The other day Jon Bond, our CEO brought up the idea of upping the “like” button to a “love” button and that got me thinking. Are there brands out there that Moms love? And what were the ingredients that made that brand a “loveable” brand? So instead of offering up my sole opinion, I reached out to some of my Moms friends to see what they had to say. And they had A LOT to say.
“What makes me love a brand? Well, you know, there’s more than just product these days. I feel like I have to love the message, the customer service, the feelings I associate with a brand. For example, I love going into a Lululemon or Coach store. They KNOW how to do service; its part of their culture. It makes me feel good to part with my money there. They don’t make me feel lucky to shop there, but rather that they’re lucky to have me.
Other brands like Dove have excellent messaging that attracts me. It’s not so much about the products (many others are similar) but how they’ve differentiated themselves by caring about things I care about.
Similarly, Coke or McDonalds trying to get us to look away from unhealthy products by focusing on their feel good efforts offends me. Or Gap who insulted our intelligence with their PR grabbing fake logo change.
I guess I want brands to act ethically and respectfully, and to value me, the consumer, who is the hand that feeds them.”
And I was really only asking for a quote or a brief thought, but Lucretia Pruitt, formerly @geekmommy and who now muses on the web under her given name and exposes much wisdom at The Social Joint, gave me an excellent list which is so Lucretia if you know her. And since it was so insightful I thought I should just publish it as is. Thanks, Lucretia!
“Secondly: speaking strictly for myself, yes, there are brands out there that Moms love. I’d be disingenuous if I didn’t say that *every* single time this subject comes up, Disney is in the top 5 when it comes to moms I know, have worked with, or have surveyed for a study. Having asked a very similar question in a previous study that included dozens of moms, more than 50 of which gave back answers and commentary that went beyond the original questions. From that study, I inferred that there are characteristics that make up a brand that is a loveable brand.”
1) The brand provides a consistently high quality product at a fair price
2) The brand appears to value their employees and their customers. (This one is tricky, it gets into corporate culture and Community Management procedures.)
3) The brand image fits in with the Moms image of her family and their lifestyle
4) The brand may be tied to positive childhood memories (if the brand precedes the generation, it’s possible that ‘my grandmother always used Jif peanut butter becomes a positive association with the brand that really doesn’t have to do with the brand as it does with the family ritual.)

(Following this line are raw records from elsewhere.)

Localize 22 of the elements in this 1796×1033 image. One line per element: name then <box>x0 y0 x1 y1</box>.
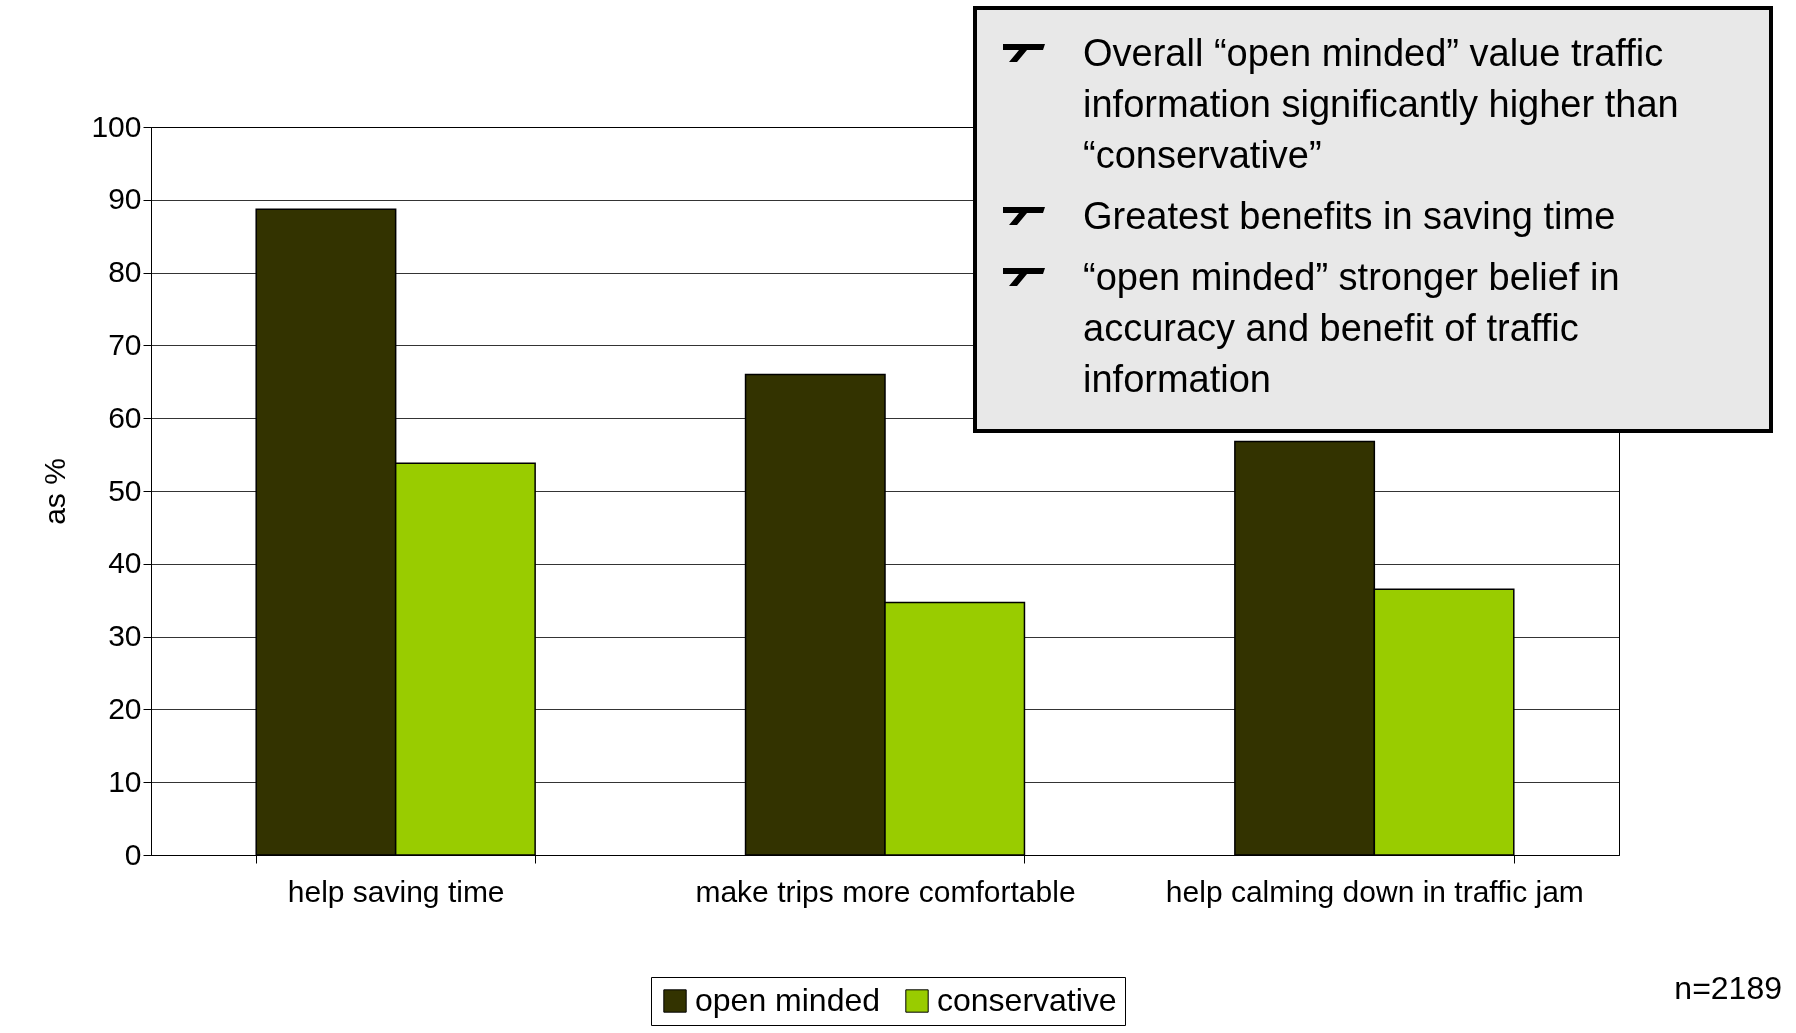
y-tick-label: 10 <box>108 764 142 798</box>
legend-label: conservative <box>937 982 1117 1018</box>
y-tick-label: 50 <box>108 473 142 507</box>
y-tick-label: 40 <box>108 546 142 580</box>
y-tick-label: 60 <box>108 400 142 434</box>
annotation: “open minded” stronger belief in accuracy and benefit of traffic information <box>1083 255 1621 402</box>
legend-label: open minded <box>695 982 881 1018</box>
annotation: Overall “open minded” value traffic information significantly higher than “conservative” <box>1083 31 1680 178</box>
y-tick-label: 70 <box>108 327 142 361</box>
y-tick-label: 30 <box>108 619 142 653</box>
x-tick-label: help saving time <box>287 874 505 908</box>
y-tick-label: 0 <box>124 837 142 871</box>
y-tick-label: 90 <box>108 182 142 216</box>
x-tick-label: help calming down in traffic jam <box>1165 874 1584 908</box>
y-tick-label: 80 <box>108 255 142 289</box>
y-tick-label: 20 <box>108 691 142 725</box>
annotation: Greatest benefits in saving time <box>1083 194 1617 239</box>
callout-box: Overall “open minded” value traffic information significantly higher than “conservative” Greatest benefits in saving time “open minded” stronger belief in accuracy and benefit of traffic information <box>973 6 1773 433</box>
text: n=2189 <box>1674 970 1782 1007</box>
y-axis-title: as % <box>38 458 72 525</box>
y-tick-label: 100 <box>91 109 142 143</box>
x-tick-label: make trips more comfortable <box>695 874 1076 908</box>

5) The brand makes the Mom feel good about being a customer – possibly by making her feel like she’s a “smart and savvy” customer for having found and bought their product or by being the brand everyone else is using so she’s now ‘part of the club’.
Those are the big ones. Most brands don’t make it past line one. Seems it’s kinda hard to do good quality, low price, consistently. Far more often is poor quality, low price or worse high quality way too high a price. And that consistency thing? Yeah, that’s why all the cable providers have come up with “no we really won’t change your rate – we’ll lock it in for 2 years” promises right now.
Don’t even get me started on the amount of poor quality, poor customer service and poor user experience…brands wonder why they can’t get on the “loved” list.”
And everyone I spoke to had the same basic 3 pillars that equated with brand love: put the customer first, make consistently great products, exceed expectations in the customer service arena and be respectful/honest. And if the brand succeeds they will have incredible stories circulating the web like this one from Erica Ehm, publisher of the YummyMummyClub.
“The brand I heart is @WESTJET – an airline that cares to connect with their customers authentically, both in social media and through their call centre (and of course in the air). I had an incredible experience with them not so long ago that was so fantastic, it prompted me to write a blog about it here. After my extraordinary experience, Sarah Gunn, aka @lovelaughshop recently tweeted @Westjet for help getting her sick mom home and not only did they change the flight for her, they did all the booking on her behalf! A company that exceeds expectations is a brand worth loving.”